Spiritual Sunday
A couple of weeks ago Julia and I were visiting a former history colleague, Dana Greene, who has moved back to Alexandria, Virginia after spending several years heading up Emory University’s junior college, Emory at Oxford. While we were together at St. Mary’s, I always felt a special kinship with Dana because we both received our PhDs from Emory University, and I was fascinated as she told me about her forthcoming biography about poet Denise Levertov (Denise Levertov: A Poet’s Life), whose work I have featured frequently on Spiritual Sunday.

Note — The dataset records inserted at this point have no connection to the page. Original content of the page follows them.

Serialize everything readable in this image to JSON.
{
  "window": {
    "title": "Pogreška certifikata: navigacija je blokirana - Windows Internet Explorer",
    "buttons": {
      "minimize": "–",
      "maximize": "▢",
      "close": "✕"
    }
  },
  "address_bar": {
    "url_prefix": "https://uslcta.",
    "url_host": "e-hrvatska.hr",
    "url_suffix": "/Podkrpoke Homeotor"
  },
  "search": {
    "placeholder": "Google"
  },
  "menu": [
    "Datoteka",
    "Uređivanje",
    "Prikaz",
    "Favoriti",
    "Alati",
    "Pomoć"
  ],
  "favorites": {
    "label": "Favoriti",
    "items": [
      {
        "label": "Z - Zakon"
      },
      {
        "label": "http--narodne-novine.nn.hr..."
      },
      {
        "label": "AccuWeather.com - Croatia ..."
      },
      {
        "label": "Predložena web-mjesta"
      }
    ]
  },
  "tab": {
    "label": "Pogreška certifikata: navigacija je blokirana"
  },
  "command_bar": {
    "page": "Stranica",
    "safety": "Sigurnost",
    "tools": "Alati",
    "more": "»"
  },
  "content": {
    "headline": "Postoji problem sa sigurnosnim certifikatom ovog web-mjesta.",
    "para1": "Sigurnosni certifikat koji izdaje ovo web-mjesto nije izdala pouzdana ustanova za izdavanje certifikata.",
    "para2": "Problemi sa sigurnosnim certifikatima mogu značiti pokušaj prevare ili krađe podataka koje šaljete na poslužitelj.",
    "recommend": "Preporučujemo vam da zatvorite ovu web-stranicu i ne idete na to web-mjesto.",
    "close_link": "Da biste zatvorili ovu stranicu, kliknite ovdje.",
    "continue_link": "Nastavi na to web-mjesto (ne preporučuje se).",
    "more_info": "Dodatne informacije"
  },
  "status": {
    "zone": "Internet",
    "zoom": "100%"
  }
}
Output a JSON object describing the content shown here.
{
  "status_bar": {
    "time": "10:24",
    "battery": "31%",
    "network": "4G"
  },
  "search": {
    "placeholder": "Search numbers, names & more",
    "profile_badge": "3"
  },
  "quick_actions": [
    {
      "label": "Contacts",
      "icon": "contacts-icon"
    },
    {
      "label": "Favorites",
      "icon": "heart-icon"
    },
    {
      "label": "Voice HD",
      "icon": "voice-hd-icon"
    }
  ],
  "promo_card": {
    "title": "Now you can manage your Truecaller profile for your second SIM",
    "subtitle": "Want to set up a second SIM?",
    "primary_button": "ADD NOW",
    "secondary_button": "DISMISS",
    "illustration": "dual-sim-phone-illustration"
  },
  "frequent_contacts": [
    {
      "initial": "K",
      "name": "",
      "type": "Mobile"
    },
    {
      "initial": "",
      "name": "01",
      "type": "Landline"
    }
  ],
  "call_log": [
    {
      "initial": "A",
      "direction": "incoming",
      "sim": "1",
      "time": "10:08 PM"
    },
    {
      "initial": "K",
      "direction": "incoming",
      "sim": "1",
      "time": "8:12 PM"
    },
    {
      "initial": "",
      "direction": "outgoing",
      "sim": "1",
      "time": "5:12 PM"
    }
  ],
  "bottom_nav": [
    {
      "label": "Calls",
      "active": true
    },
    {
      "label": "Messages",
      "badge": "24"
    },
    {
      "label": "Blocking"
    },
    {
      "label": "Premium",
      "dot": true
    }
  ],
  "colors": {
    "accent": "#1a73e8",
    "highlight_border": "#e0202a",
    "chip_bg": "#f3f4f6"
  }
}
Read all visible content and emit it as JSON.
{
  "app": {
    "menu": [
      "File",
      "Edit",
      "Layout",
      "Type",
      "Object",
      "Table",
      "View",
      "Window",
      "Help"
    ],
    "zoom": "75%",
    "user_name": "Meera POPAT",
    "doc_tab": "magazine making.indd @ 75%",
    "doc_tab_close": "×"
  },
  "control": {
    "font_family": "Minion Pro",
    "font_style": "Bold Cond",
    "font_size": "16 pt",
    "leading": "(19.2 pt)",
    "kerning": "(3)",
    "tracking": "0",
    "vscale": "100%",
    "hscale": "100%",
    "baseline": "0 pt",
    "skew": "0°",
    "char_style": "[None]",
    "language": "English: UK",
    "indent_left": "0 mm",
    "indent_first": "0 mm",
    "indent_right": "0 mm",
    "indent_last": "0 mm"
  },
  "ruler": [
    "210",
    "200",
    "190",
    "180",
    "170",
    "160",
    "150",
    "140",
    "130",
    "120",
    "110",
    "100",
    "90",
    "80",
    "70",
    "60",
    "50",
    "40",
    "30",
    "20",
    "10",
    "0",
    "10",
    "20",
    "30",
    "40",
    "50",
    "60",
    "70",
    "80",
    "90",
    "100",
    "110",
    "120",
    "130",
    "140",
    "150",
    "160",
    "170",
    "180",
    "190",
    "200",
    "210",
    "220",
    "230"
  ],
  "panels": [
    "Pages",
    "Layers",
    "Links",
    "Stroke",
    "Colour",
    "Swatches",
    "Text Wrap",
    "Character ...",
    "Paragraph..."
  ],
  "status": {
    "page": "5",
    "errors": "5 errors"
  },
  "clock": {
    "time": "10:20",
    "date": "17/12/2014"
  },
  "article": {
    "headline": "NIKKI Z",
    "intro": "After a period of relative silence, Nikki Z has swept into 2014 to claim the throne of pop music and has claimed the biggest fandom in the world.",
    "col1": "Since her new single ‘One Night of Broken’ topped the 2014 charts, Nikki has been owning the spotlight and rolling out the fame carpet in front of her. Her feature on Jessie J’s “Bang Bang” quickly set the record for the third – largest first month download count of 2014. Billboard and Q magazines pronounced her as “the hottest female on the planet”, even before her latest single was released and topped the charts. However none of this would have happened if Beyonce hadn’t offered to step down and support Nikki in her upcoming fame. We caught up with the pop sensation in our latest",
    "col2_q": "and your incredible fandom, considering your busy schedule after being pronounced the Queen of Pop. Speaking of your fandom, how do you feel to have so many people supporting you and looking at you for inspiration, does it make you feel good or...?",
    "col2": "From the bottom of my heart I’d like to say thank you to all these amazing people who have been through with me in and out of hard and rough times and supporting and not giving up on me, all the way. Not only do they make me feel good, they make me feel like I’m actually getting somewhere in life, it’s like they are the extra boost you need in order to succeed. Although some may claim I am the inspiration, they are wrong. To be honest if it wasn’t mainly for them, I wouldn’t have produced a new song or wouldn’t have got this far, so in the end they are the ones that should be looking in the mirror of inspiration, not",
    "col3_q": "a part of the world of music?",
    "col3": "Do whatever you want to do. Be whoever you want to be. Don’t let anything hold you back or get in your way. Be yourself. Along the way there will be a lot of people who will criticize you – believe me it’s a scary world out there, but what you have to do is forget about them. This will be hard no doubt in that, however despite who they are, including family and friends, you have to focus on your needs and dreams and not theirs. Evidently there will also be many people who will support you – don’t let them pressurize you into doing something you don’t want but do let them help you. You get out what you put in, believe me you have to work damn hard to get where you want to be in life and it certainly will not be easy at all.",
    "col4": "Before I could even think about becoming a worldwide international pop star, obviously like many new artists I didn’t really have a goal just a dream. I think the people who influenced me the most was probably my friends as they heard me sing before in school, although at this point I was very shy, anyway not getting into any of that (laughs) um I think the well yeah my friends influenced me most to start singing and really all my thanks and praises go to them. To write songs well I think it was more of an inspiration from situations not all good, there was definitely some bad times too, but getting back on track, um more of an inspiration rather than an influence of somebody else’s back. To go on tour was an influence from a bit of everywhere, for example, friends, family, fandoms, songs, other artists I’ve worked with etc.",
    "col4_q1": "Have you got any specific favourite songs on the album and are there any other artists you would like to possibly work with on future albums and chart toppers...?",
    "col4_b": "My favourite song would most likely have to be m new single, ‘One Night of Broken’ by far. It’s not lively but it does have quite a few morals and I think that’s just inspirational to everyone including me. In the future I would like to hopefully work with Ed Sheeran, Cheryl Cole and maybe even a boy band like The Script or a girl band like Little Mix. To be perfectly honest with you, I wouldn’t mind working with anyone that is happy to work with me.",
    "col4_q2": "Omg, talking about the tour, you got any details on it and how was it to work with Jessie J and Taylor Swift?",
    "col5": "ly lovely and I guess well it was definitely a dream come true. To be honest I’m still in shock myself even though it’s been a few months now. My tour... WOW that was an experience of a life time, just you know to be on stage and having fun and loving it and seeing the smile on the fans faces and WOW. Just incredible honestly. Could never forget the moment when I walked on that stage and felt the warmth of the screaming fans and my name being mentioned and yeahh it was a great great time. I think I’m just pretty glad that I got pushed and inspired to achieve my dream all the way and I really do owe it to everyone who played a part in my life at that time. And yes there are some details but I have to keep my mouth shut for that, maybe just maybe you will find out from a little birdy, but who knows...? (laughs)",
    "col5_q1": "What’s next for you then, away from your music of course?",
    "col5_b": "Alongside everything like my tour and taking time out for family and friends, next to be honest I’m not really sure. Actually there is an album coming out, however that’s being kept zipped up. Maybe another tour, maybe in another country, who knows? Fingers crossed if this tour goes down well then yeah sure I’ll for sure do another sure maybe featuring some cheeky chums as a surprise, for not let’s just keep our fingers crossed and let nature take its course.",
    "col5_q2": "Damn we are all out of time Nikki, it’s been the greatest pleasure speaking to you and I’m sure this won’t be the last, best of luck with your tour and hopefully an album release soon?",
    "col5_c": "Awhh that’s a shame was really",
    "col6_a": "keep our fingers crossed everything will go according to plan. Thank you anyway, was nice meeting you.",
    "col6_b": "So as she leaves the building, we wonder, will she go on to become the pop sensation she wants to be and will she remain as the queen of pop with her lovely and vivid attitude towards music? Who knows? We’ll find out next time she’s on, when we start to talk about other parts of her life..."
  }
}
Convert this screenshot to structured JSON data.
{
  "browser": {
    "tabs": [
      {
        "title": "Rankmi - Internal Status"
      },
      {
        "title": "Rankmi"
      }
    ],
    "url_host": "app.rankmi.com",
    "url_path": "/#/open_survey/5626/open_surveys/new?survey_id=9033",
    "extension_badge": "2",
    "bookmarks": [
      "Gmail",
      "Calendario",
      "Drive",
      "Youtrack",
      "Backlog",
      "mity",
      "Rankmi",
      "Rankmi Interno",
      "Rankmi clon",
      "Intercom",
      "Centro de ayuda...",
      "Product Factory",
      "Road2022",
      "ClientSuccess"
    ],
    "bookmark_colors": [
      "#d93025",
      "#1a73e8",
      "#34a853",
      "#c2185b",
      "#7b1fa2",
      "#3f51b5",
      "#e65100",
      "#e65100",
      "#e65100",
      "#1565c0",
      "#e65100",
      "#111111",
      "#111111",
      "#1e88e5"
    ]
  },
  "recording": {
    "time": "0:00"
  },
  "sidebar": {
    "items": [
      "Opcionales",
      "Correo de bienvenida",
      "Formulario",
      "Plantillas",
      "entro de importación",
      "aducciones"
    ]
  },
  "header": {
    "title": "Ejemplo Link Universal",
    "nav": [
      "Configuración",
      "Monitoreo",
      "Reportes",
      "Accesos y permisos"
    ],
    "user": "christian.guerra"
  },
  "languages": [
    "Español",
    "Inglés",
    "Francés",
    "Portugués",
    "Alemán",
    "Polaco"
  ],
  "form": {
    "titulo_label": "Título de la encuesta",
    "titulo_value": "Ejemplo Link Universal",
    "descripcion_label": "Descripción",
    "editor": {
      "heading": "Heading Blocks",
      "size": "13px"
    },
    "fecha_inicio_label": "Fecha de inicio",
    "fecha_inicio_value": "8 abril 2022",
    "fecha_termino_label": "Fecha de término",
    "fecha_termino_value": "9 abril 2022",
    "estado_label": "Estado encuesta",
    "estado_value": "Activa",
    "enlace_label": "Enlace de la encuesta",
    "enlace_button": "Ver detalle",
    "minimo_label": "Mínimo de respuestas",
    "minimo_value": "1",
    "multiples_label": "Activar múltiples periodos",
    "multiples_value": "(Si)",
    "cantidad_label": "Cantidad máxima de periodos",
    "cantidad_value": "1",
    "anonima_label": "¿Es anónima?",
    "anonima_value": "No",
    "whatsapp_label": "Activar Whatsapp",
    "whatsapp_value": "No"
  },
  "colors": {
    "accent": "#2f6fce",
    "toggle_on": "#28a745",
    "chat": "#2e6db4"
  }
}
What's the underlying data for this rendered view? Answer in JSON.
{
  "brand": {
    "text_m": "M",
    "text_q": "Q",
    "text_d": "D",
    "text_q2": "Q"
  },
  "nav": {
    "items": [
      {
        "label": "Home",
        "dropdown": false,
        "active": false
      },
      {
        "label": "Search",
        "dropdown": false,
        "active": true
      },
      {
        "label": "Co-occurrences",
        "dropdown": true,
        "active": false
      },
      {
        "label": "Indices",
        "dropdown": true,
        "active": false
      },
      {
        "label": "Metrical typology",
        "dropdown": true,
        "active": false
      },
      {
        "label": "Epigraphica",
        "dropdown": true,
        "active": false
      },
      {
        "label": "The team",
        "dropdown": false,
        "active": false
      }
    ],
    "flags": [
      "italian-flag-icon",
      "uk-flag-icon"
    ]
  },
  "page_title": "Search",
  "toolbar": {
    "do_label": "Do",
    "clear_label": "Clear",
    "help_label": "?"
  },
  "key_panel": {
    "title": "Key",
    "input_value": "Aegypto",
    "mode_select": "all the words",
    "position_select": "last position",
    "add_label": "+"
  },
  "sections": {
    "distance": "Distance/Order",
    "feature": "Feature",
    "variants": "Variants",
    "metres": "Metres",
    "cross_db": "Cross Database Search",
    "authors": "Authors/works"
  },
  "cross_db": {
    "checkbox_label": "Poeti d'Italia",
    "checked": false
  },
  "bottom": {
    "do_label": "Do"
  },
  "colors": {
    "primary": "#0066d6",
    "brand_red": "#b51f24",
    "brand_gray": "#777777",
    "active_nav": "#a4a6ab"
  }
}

Dana once sent me Levertov’s poem “Beginners,” which for years was taped to my door and which I turned to when we experienced the Gulf oil spill. (You can read my post on it here.) Dana is interested in Levertov’s spiritual vision and emphasizes the poet’s focus on “primary wonder.” What I love about Levertov is that, for her, such wonder is not the end but the beginning. When we experience divine revelation, that’s when the real work begins. That’s how it was for the disciples after they encountered the risen Jesus and how it is for Peter in this poem about his miraculous escape from Herod’s prison.
Somewhat like Dostoevsky’s Grand Inquisitor, Peter realizes that our most challenging task is handling the freedom we are granted. When we can no longer feel the angel, that’s when we hear our own footsteps and experience the “long street’s majestic emptiness”:
St. Peter and the Angel
By Denise Levertov
Delivered out of raw continual pain,
smell of darkness, groans of those others
to whom he was chained–
unchained, and led
past the sleepers,
door after door silently opening–
out!
And along a long street’s
majestic emptiness under the moon:
one hand on the angel’s shoulder, one
feeling the air before him,
eyes open but fixed . . .
And not till he saw the angel had left him,
alone and free to resume
the ecstatic, dangerous, wearisome roads of
what he had still to do,
not till then did he recognize
this was no dream. More frightening
than arrest, than being chained to his warders:
he could hear his own footsteps suddenly.
Had the angel’s feet
made any sound? He could not recall.
No one had missed him, no one was in pursuit.
He himself must be
the key, now, to the next door,
the next terrors of freedom and joy.


2 Comments
Dear Robin, Thank you for this, I’ve never read it before. It reminds me of a poem with a similar theme by Mary Oliver. One of my favorites:
Maybe
by Mary Oliver
Sweet Jesus, talking
his melancholy madness,
stood up in the boat
and the sea lay down,
silky and sorry.
So everybody was saved
that night.
But you know how it is
when something
different crosses
the threshold — the uncles
mutter together,
the women walk away,
the young brother begins
to sharpen his knife.
Nobody knows what the soul is.
It comes and goes
like the wind over the water —
sometimes, for days,
you don’t think of it.
Maybe, after the sermon,
after the multitude was fed,
one or two of them felt
the soul slip forth
like a tremor of pure sunlight
before exhaustion,
that wants to swallow everything,
gripped their bones and left them
miserable and sleepy,
as they are now, forgetting
how the wind tore at the sails
before he rose and talked to it –
tender and luminous and demanding
as he always was —
a thousand times more frightening
than the killer storm.
Very much the same theme, Barbara. I hadn’t encountered previously encountered this poem, which I like a lot, nor did I know that Mary Oliver wrote explicitly on religious themes, even though I’ve previously picked up on Christian patterns in her work (as I did here). In another version of the drama, Moses travels to the mountaintop, communes with God, and then has to figure out how to get us all to live by the ten commandments.